The remaining services provide infrastructure support:

  • MinIO (S3-compatible storage)
  • MongoDB (structured statistics storage)
  • Mongo Express (database UI)
  • Prometheus (metrics scraping)
  • Grafana (monitoring dashboards)

The entire system can be built and launched using a single command:

./run.sh

3.0 | User Workflows

From a user perspective, HoopVision is built around two straightforward workflows: defining the spatial context of a court and running analytics on a game. The goal is to keep interaction simple while hiding as much complexity as possible behind the scenes.

Court Creation

Before any analysis can take place, the system needs a reference court. This step is typically performed once per court and reused across multiple videos.

The user uploads a short video clip that sweeps across the basketball court. From this clip, HoopVision stitches together a single panoramic image of the court. The user then manually annotates the four court corners, gives the court a name, and saves it.

This reference image becomes the spatial anchor for all future analyses on that court. It is used to compute homography matrices that allow player positions from the broadcast view to be reprojected accurately into a standardized top-down court representation.

Basketball Analysis

Once a reference court exists, running an analysis is intentionally simple. The user uploads a basketball broadcast video (.mp4), selects the appropriate court from a dropdown menu, and clicks Run Analysis.

From there, the entire pipeline executes automatically. Players and the ball are detected and tracked across frames, players are assigned to teams, and ball possession events such as passes and interceptions are inferred. Player positions are continuously projected onto a top-down minimap, while annotated broadcast videos and structured statistics are generated in parallel. All results are stored and visualized without requiring further user input.

4.0 | Inside the Pipeline

Behind the scenes, the orchestrator_service coordinates the full inference pipeline. At startup, it fetches the current production YOLOv12 model from a Weights & Biases model registry, ensuring the system always runs with the latest validated model.

During inference, player and ball detections are generated and tracked using ByteTrack, producing consistent identities over time. Player tracks are forwarded to the team assigner, where dominant HSV color histograms are clustered using K-Means to separate teams.

Ball possession is inferred using lightweight, rule-based logic that combines spatial overlap and distance heuristics. While simple, this approach is fast and works well in most broadcast scenarios.
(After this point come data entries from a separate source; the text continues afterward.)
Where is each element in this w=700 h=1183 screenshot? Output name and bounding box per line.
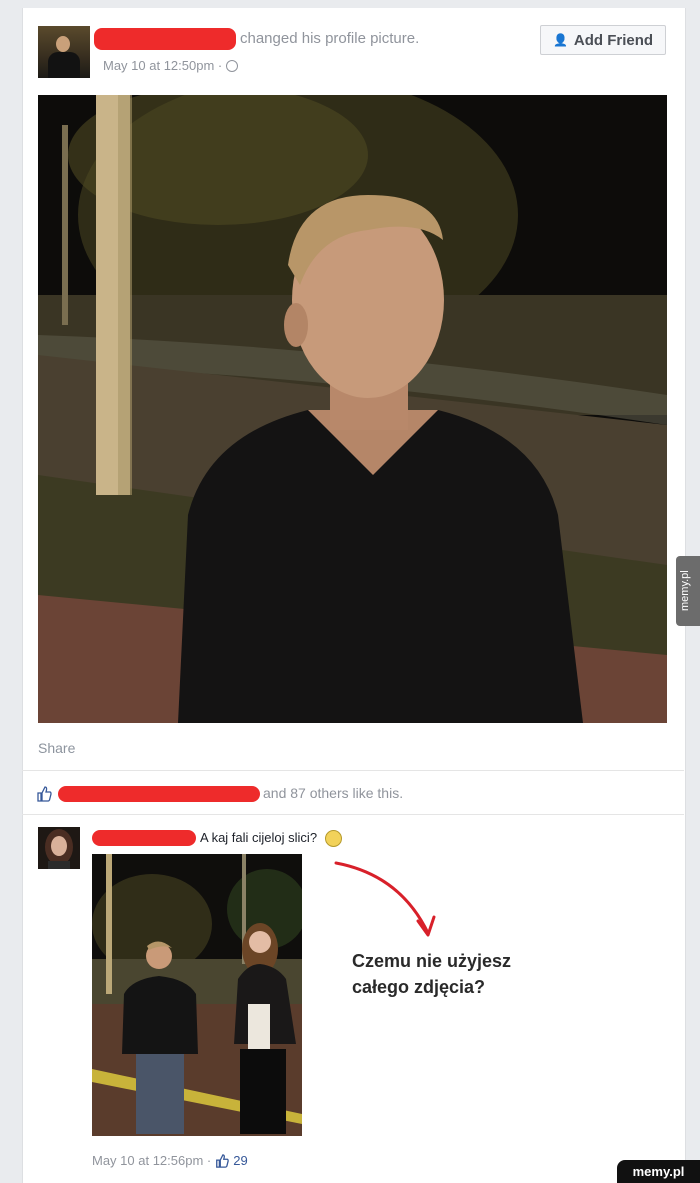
comment-timestamp[interactable]: May 10 at 12:56pm · bbox=[92, 1153, 211, 1168]
post-action-text: changed his profile picture. bbox=[240, 30, 420, 47]
comment-photo[interactable] bbox=[92, 854, 302, 1136]
comment-like-count[interactable]: 29 bbox=[233, 1153, 247, 1168]
annotation-line-1: Czemu nie użyjesz bbox=[352, 951, 512, 971]
redacted-poster-name bbox=[94, 28, 236, 50]
likes-summary[interactable]: and 87 others like this. bbox=[263, 785, 403, 801]
likes-divider bbox=[22, 814, 684, 815]
redacted-likers bbox=[58, 786, 260, 802]
comment-photo-image bbox=[92, 854, 302, 1136]
watermark-side-text: memy.pl bbox=[679, 570, 691, 611]
add-friend-icon: 👤 bbox=[552, 33, 568, 47]
watermark-bottom: memy.pl bbox=[617, 1160, 700, 1183]
profile-photo[interactable] bbox=[38, 95, 667, 723]
watermark-side: memy.pl bbox=[676, 556, 700, 626]
comment-body: A kaj fali cijeloj slici? bbox=[200, 830, 342, 848]
post-timestamp-text[interactable]: May 10 at 12:50pm · bbox=[103, 58, 222, 73]
actions-divider bbox=[22, 770, 684, 771]
commenter-avatar-image bbox=[38, 827, 80, 869]
commenter-avatar[interactable] bbox=[38, 827, 80, 869]
globe-icon bbox=[226, 59, 239, 72]
laughing-emoji-icon bbox=[324, 830, 342, 848]
add-friend-label: Add Friend bbox=[573, 31, 654, 49]
post-timestamp[interactable]: May 10 at 12:50pm · bbox=[103, 58, 239, 73]
like-thumb-icon bbox=[37, 786, 52, 802]
red-arrow-annotation bbox=[334, 861, 436, 937]
annotation-text: Czemu nie użyjesz całego zdjęcia? bbox=[352, 948, 511, 1000]
redacted-commenter-name bbox=[92, 830, 196, 846]
profile-photo-image bbox=[38, 95, 667, 723]
add-friend-button[interactable]: 👤 Add Friend bbox=[540, 25, 666, 55]
comment-like-icon[interactable] bbox=[215, 1153, 230, 1168]
comment-meta: May 10 at 12:56pm · 29 bbox=[92, 1153, 248, 1168]
annotation-line-2: całego zdjęcia? bbox=[352, 977, 486, 997]
share-link[interactable]: Share bbox=[38, 740, 75, 756]
poster-avatar[interactable] bbox=[38, 26, 90, 78]
comment-text: A kaj fali cijeloj slici? bbox=[200, 830, 318, 845]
For spatial analysis, the court service computes homography matrices using SuperPoint for keypoint detection and LightGlue for robust feature matching. These homographies allow player coordinates to be reprojected into a top-down court view. Finally, the orchestrator overlays all information onto the original video, generates a synchronized minimap, uploads videos to MinIO, and writes structured statistics to MongoDB.
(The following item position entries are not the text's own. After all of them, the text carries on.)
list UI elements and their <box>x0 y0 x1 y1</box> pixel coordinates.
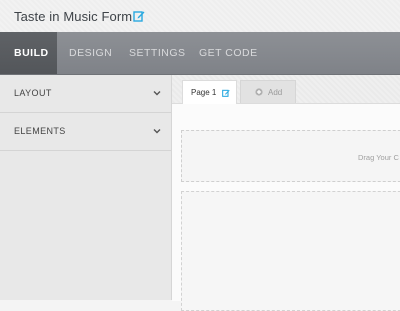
page-tab-1[interactable]: Page 1 <box>182 80 237 104</box>
tab-build[interactable]: BUILD <box>0 32 57 74</box>
tab-get-code-label: GET CODE <box>199 47 258 59</box>
chevron-down-icon <box>153 129 161 134</box>
sidebar-item-label: ELEMENTS <box>14 126 66 136</box>
form-title: Taste in Music Form <box>14 9 133 24</box>
add-page-tab[interactable]: Add <box>240 80 296 103</box>
main-nav: BUILD DESIGN SETTINGS GET CODE <box>0 32 400 75</box>
tab-design-label: DESIGN <box>69 47 113 59</box>
tab-settings-label: SETTINGS <box>129 47 186 59</box>
sidebar-item-elements[interactable]: ELEMENTS <box>0 113 171 151</box>
edit-icon[interactable] <box>222 89 230 97</box>
edit-icon[interactable] <box>133 10 145 22</box>
sidebar: LAYOUT ELEMENTS <box>0 75 172 300</box>
chevron-down-icon <box>153 91 161 96</box>
drop-zone-hint: Drag Your C <box>358 153 399 162</box>
page-tab-label: Page 1 <box>191 88 217 97</box>
drop-zone[interactable]: Drag Your C <box>181 130 400 182</box>
tab-get-code[interactable]: GET CODE <box>185 32 272 74</box>
app-header: Taste in Music Form <box>0 0 400 32</box>
add-page-label: Add <box>268 88 283 97</box>
add-icon <box>255 88 263 96</box>
form-field-area[interactable] <box>181 191 400 311</box>
sidebar-item-label: LAYOUT <box>14 88 52 98</box>
tab-build-label: BUILD <box>14 47 49 59</box>
sidebar-item-layout[interactable]: LAYOUT <box>0 75 171 113</box>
5.0 | What HoopVision Can Do

HoopVision already supports a range of analytical and visualization capabilities.

Players are tracked frame by frame and projected into a top-down view, enabling team-level spatial analysis such as court control. On the event side, the system estimates ball possession, passes, and interceptions at the team level.

All insights are presented through annotated broadcast footage, a minimap showing player movement, and interactive plots rendered directly in the UI.
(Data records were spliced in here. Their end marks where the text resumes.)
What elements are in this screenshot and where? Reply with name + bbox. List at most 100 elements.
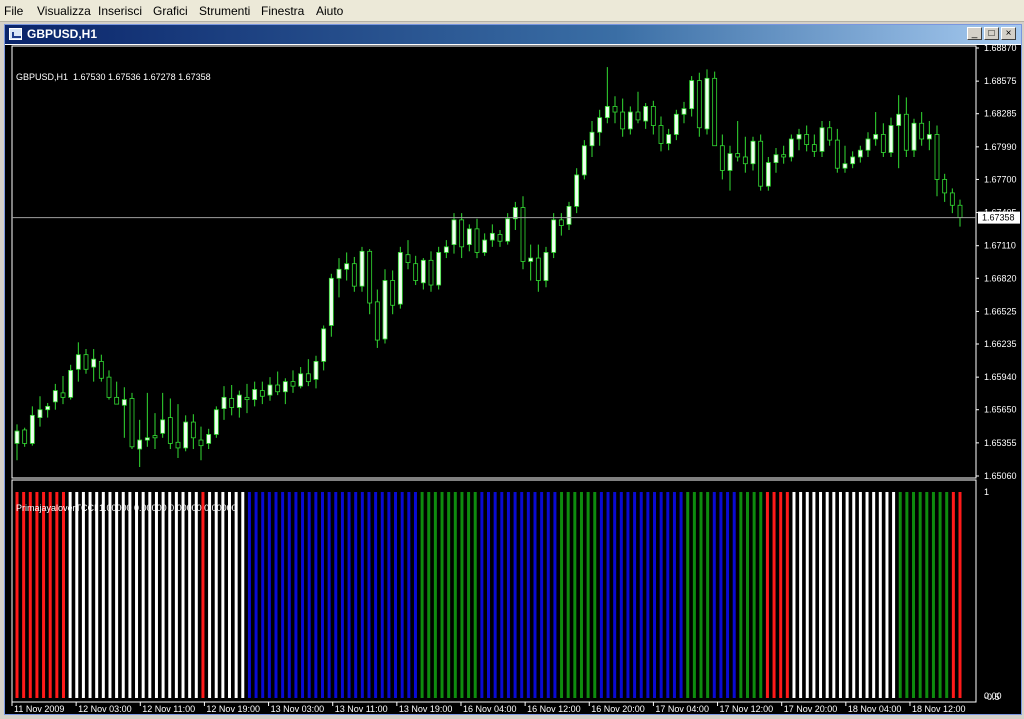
candle-body (788, 138, 794, 158)
candle-body (903, 113, 909, 151)
candle-body (520, 207, 526, 262)
candle-body (796, 134, 802, 140)
minimize-button[interactable]: _ (967, 27, 982, 40)
indicator-bar (81, 492, 85, 698)
indicator-bar (633, 492, 637, 698)
indicator-bar (566, 492, 570, 698)
candle-body (581, 145, 587, 176)
candle-body (482, 239, 488, 253)
candle-body (290, 381, 296, 387)
indicator-bar (387, 492, 391, 698)
candle-body (896, 113, 902, 126)
menu-finestra[interactable]: Finestra (261, 4, 304, 18)
menu-strumenti[interactable]: Strumenti (199, 4, 250, 18)
indicator-bar (108, 492, 112, 698)
candle-body (160, 419, 166, 434)
indicator-bar (15, 492, 19, 698)
price-label: 1.68285 (984, 109, 1017, 119)
indicator-bar (208, 492, 212, 698)
indicator-bar (261, 492, 265, 698)
candle-body (206, 434, 212, 444)
price-label: 1.68870 (984, 45, 1017, 53)
indicator-bar (61, 492, 65, 698)
candle-body (167, 417, 173, 444)
close-button[interactable]: × (1001, 27, 1016, 40)
menu-bar: File Visualizza Inserisci Grafici Strumenti F… (0, 0, 1024, 22)
indicator-bar (234, 492, 238, 698)
indicator-bar (599, 492, 603, 698)
indicator-bar (135, 492, 139, 698)
indicator-bar (520, 492, 524, 698)
indicator-bar (699, 492, 703, 698)
indicator-bar (832, 492, 836, 698)
candle-body (244, 396, 250, 401)
indicator-scale-label: -0.5 (984, 692, 1000, 702)
candle-body (367, 250, 373, 304)
indicator-bar (593, 492, 597, 698)
indicator-bar (938, 492, 942, 698)
candle-body (106, 376, 112, 398)
menu-inserisci[interactable]: Inserisci (98, 4, 142, 18)
candle-body (758, 140, 764, 187)
candle-body (459, 219, 465, 248)
indicator-bar (765, 492, 769, 698)
candle-body (658, 125, 664, 144)
candle-body (696, 80, 702, 129)
candle-body (819, 127, 825, 152)
menu-aiuto[interactable]: Aiuto (316, 4, 343, 18)
current-price-label: 1.67358 (982, 213, 1015, 223)
indicator-bar (413, 492, 417, 698)
indicator-bar (686, 492, 690, 698)
indicator-bar (221, 492, 225, 698)
indicator-bar (799, 492, 803, 698)
candle-body (29, 414, 35, 444)
indicator-bar (354, 492, 358, 698)
indicator-bar (174, 492, 178, 698)
indicator-bar (779, 492, 783, 698)
indicator-bar (679, 492, 683, 698)
chart-area[interactable]: 1.688701.685751.682851.679901.677001.674… (5, 43, 1021, 714)
candle-body (543, 252, 549, 281)
indicator-bar (726, 492, 730, 698)
indicator-bar (247, 492, 251, 698)
menu-grafici[interactable]: Grafici (153, 4, 188, 18)
price-label: 1.67990 (984, 142, 1017, 152)
indicator-bar (745, 492, 749, 698)
candle-body (259, 390, 265, 397)
candle-body (942, 179, 948, 194)
price-label: 1.65940 (984, 372, 1017, 382)
title-bar[interactable]: GBPUSD,H1 _ □ × (5, 25, 1021, 44)
indicator-bar (586, 492, 590, 698)
indicator-bar (606, 492, 610, 698)
candle-body (811, 144, 817, 152)
candle-body (865, 138, 871, 151)
candle-body (574, 174, 580, 207)
candle-body (68, 370, 74, 398)
indicator-bar (533, 492, 537, 698)
candle-body (328, 277, 334, 326)
chart-canvas[interactable]: 1.688701.685751.682851.679901.677001.674… (5, 43, 1021, 714)
time-label: 12 Nov 19:00 (206, 704, 260, 714)
maximize-button[interactable]: □ (984, 27, 999, 40)
indicator-bar (254, 492, 258, 698)
indicator-histogram (15, 492, 962, 698)
time-label: 11 Nov 2009 (14, 704, 64, 714)
indicator-bar (560, 492, 564, 698)
candle-body (627, 111, 633, 130)
indicator-info: PrimajayaloverTCCI 1.00000 0.00000 0.000… (16, 503, 237, 513)
indicator-bar (526, 492, 530, 698)
candle-body (742, 156, 748, 165)
indicator-bar (666, 492, 670, 698)
indicator-bar (267, 492, 271, 698)
time-label: 13 Nov 19:00 (399, 704, 453, 714)
candle-body (489, 232, 495, 241)
candle-body (919, 122, 925, 140)
indicator-bar (858, 492, 862, 698)
candle-body (282, 381, 288, 393)
menu-visualizza[interactable]: Visualizza (37, 4, 91, 18)
menu-file[interactable]: File (4, 4, 23, 18)
time-label: 17 Nov 12:00 (720, 704, 774, 714)
indicator-bar (885, 492, 889, 698)
candle-body (949, 192, 955, 206)
indicator-bar (75, 492, 79, 698)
6.0 | Models, Data, and Tooling

YOLOv12 was chosen for object detection due to its strong accuracy, fast inference times, and mature open-source ecosystem. Other architectures such as DETR and SAM were evaluated but ultimately discarded due to either lower detection performance or significantly higher latency.

Tracking is handled by ByteTrack via the Supervision library. Court homography relies on SuperPoint and LightGlue, with OpenCV used for geometric estimation and reprojection.

Two main datasets were used during development. A basketball players dataset from Roboflow was used to fine-tune player detection and suppress spectators. To address weak ball detection performance, a larger ball-focused dataset of roughly 14,000 images was used, increasing ball mAP@50 from around 80% to 92%.

All experiments are tracked in Weights & Biases, with both datasets and models versioned as artifacts. The production model is tagged accordingly and pulled automatically when services start.

7.0 | Monitoring, Testing, and Reliability

System health is monitored using Prometheus and Grafana. Metrics such as API call counts, latest request latency, and average latency are scraped every five seconds and visualized in preconfigured dashboards.

The project also includes automated tests covering service connectivity, end-to-end video processing, court panorama creation, database connectivity, and cleanup of generated artifacts. These tests help ensure reproducibility and robustness of the pipeline.

8.0 | Reflections and Future Work

Several challenges emerged throughout development. Identity switching remains a limitation of generic tracking approaches, ball detection struggles under occlusion and fast motion, and proximity-based heuristics can occasionally trigger false interceptions. Court homography estimation is also sensitive to heavy player occlusion.

Despite these challenges, HoopVision delivers a fully functional, end-to-end basketball analytics system and provides a strong foundation for future work. Planned extensions include individual player statistics, ball heatmaps, automated highlight generation, live analysis, improved custom tracking that leverages team and court priors, and automated court keypoint annotation.

9.0 | Takeaways

HoopVision demonstrates that advanced basketball analytics can be built using open-source tools and standard broadcast footage. Beyond the technical results, the project offered hands-on experience with state-of-the-art computer vision, end-to-end MLOps, and system-level design decisions that directly impact scalability, reliability, and usability.

Most importantly, it shows that powerful spatial analytics do not need to be locked behind proprietary systems, making modern basketball analysis accessible to researchers, enthusiasts, and smaller teams alike.